Review Summary: After crafting songs of exquisitely Orwellian paranoia for over a decade, Radiohead give us the most human, no-frills album of their entire career.
If there's one thing that fans and detractors alike can say about Radiohead, it's that they never make the same album twice. Sure, Amnesiac is sometimes not-so-affectionately referred to as "Kid B", but its slinky jazz influences and newfound emphasis on rhythm made it an entirely different beast. Therefore, after the bloated, scattershot "Hail to the Thief", the band seemingly decided to move in the opposite direction, creating the stripped-down, understated "In Rainbows", which I personally consider to be the group's best album to date.
Though "15 Step" may start out as a mix of the skittery electronica and equally skittery lyrics that Radiohead had been exploring since Kid A, once the Greenwood brothers layer jazzy, chilled out guitar and bass lines over Selway's drums, the song sharply changes directions. By the end though, the anxiety has come back full-tilt on the edge of a subtly driving bass and Thom's increasingly strung-out vocals. And speaking of these vocals, Thom's voice has never sounded better. After putting it through all sorts of effects on Kid A and Amnesiac, he seems happy to stretch his vocal cords again, and it shows on the gorgeous high note in "Nude", and throughout all of "Weird Fishes/Arpeggi". On the latter, guitar arpeggios spiral dizzily over vocals both from Thom and guitarist Ed O'Brien, who gives a breathtaking performance and makes us all wish that he'd sing more often.

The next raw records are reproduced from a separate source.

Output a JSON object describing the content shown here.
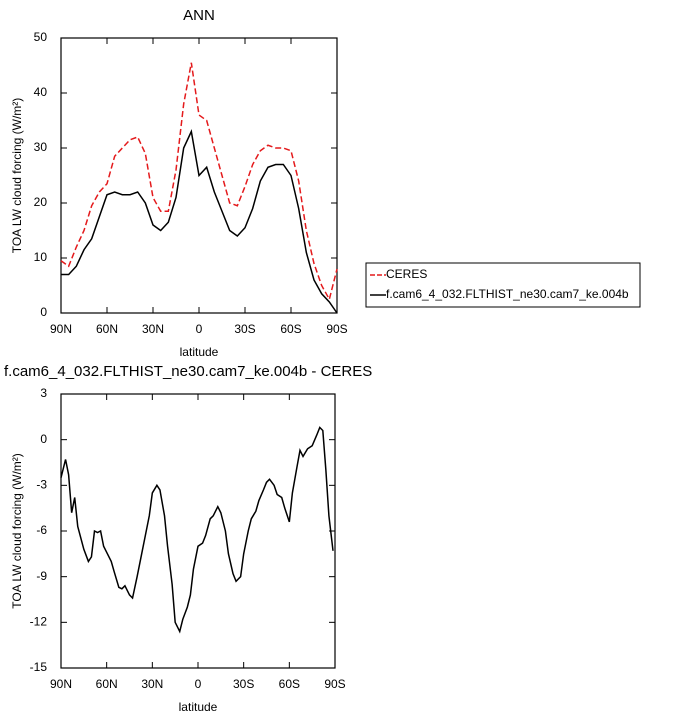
{
  "chart_data": [
    {
      "type": "line",
      "title": "ANN",
      "xlabel": "latitude",
      "ylabel": "TOA LW cloud forcing (W/m²)",
      "x": [
        90,
        85,
        80,
        75,
        70,
        65,
        60,
        55,
        50,
        45,
        40,
        35,
        30,
        25,
        20,
        15,
        10,
        5,
        0,
        -5,
        -10,
        -15,
        -20,
        -25,
        -30,
        -35,
        -40,
        -45,
        -50,
        -55,
        -60,
        -65,
        -70,
        -75,
        -80,
        -85,
        -90
      ],
      "series": [
        {
          "name": "CERES",
          "color": "#e41a1c",
          "dashed": true,
          "values": [
            9.5,
            8.5,
            12,
            15,
            19.5,
            22,
            23.5,
            28.5,
            30,
            31.5,
            32,
            29,
            21,
            18.5,
            18.5,
            26,
            38,
            45.5,
            36,
            35,
            30,
            25,
            20,
            19.5,
            23,
            27,
            29.5,
            30.5,
            30,
            30,
            29.5,
            24,
            15,
            9,
            5,
            2.5,
            8
          ]
        },
        {
          "name": "f.cam6_4_032.FLTHIST_ne30.cam7_ke.004b",
          "color": "#000000",
          "dashed": false,
          "values": [
            7,
            7,
            8.5,
            11.5,
            13.5,
            17.5,
            21.5,
            22,
            21.5,
            21.5,
            22,
            20,
            16,
            15,
            16.5,
            21,
            30,
            33,
            25,
            26.5,
            22,
            18.5,
            15,
            14,
            15.5,
            19,
            24,
            26.5,
            27,
            27,
            25,
            19,
            11,
            6,
            3.5,
            2,
            0
          ]
        }
      ],
      "xlim": [
        90,
        -90
      ],
      "xticks": [
        {
          "value": 90,
          "label": "90N"
        },
        {
          "value": 60,
          "label": "60N"
        },
        {
          "value": 30,
          "label": "30N"
        },
        0,
        {
          "value": -30,
          "label": "30S"
        },
        {
          "value": -60,
          "label": "60S"
        },
        {
          "value": -90,
          "label": "90S"
        }
      ],
      "ylim": [
        0,
        50
      ],
      "yticks": [
        0,
        10,
        20,
        30,
        40,
        50
      ],
      "legend": "right"
    },
    {
      "type": "line",
      "title": "f.cam6_4_032.FLTHIST_ne30.cam7_ke.004b - CERES",
      "xlabel": "latitude",
      "ylabel": "TOA LW cloud forcing (W/m²)",
      "x": [
        90,
        87,
        85,
        83,
        81,
        79,
        75,
        72,
        70,
        68,
        66,
        64,
        62,
        60,
        57,
        55,
        52,
        50,
        48,
        45,
        43,
        40,
        37,
        35,
        32,
        30,
        27,
        25,
        22,
        20,
        17,
        15,
        12,
        10,
        7,
        5,
        3,
        0,
        -3,
        -5,
        -8,
        -10,
        -13,
        -15,
        -18,
        -20,
        -23,
        -25,
        -28,
        -30,
        -33,
        -35,
        -38,
        -40,
        -43,
        -45,
        -47,
        -50,
        -52,
        -55,
        -57,
        -60,
        -62,
        -65,
        -67,
        -69,
        -72,
        -75,
        -78,
        -80,
        -82,
        -84,
        -86,
        -88.7
      ],
      "values": [
        -2.5,
        -1.3,
        -2.3,
        -4.8,
        -3.8,
        -5.7,
        -7.2,
        -8,
        -7.7,
        -6,
        -6.1,
        -6,
        -7,
        -7.4,
        -8,
        -8.7,
        -9.7,
        -9.8,
        -9.6,
        -10.2,
        -10.4,
        -9,
        -7.5,
        -6.5,
        -5,
        -3.5,
        -3,
        -3.3,
        -5,
        -7,
        -9.5,
        -12,
        -12.6,
        -11.8,
        -11,
        -10.2,
        -8.5,
        -7,
        -6.8,
        -6.3,
        -5.2,
        -5,
        -4.4,
        -4.8,
        -6,
        -7.5,
        -8.8,
        -9.3,
        -9,
        -7.5,
        -6,
        -5.2,
        -4.7,
        -4,
        -3.3,
        -2.8,
        -2.6,
        -3,
        -3.6,
        -3.8,
        -4.5,
        -5.4,
        -3.5,
        -1.8,
        -0.7,
        -1.1,
        -0.6,
        -0.4,
        0.3,
        0.8,
        0.6,
        -2,
        -5,
        -7.3
      ],
      "color": "#000000",
      "xlim": [
        90,
        -90
      ],
      "xticks": [
        {
          "value": 90,
          "label": "90N"
        },
        {
          "value": 60,
          "label": "60N"
        },
        {
          "value": 30,
          "label": "30N"
        },
        0,
        {
          "value": -30,
          "label": "30S"
        },
        {
          "value": -60,
          "label": "60S"
        },
        {
          "value": -90,
          "label": "90S"
        }
      ],
      "ylim": [
        -15,
        3
      ],
      "yticks": [
        3,
        0,
        -3,
        -6,
        -9,
        -12,
        -15
      ]
    }
  ]
}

This song, along with the next track "All I Need" serve as two of Radiohead's most direct love songs, proof that Yorke and company have moved on from chilling apocalyptic imagery to something more domestic and personal. "All I Need" in particular is so aching, so confessional that listening to it feels bordeline voyeuristic. However, all these fantastic songs are simply a warmup for the album's centerpiece, "Reckoner". Crystalline fingerpicked guitar hovers over vivid, propulsive percussion track, all while Thom gives one of his most impressive vocal performances to date. Colin Greenwood's bass is beautifully subtle, meshing with the band at all the right moments, and fading away just as delicately.
After "Reckoner", we have "House of Cards", the only track on the album slightly below incredible. It's more relaxed than typical Radiohead fare, the surreal lyrics almost sounding like they could belong to The National. "Jigsaw Falling Into Place" follows, which manages to be the most Radiohead-y track here. Even if you weren't thrilled by the rest of the album, the Latin influence and Thom in full end-is-nigh insanity mode will woo the band's most rigid fans.
We then close with "Videotape", beginning with a stop-you-in-your-tracks beautiful piano line, and slowly building to a shuddering, drunken clatter of percussive electronica. Thom delivers sincere lines like "you are my center when I spin away, out of control on videotape" with such conviction that you'd be hard pressed not to identify with him.
With this album, Radiohead took a creative leap nearly as daring as that of Kid A: to strip away all their lyrical trademarks as well as musical, to create an album that thrives on understatement and subtlety. It's a testament to the group as songwriters, musicians and lyricists, nad it's one that I onsider absolutely essential to any music collection.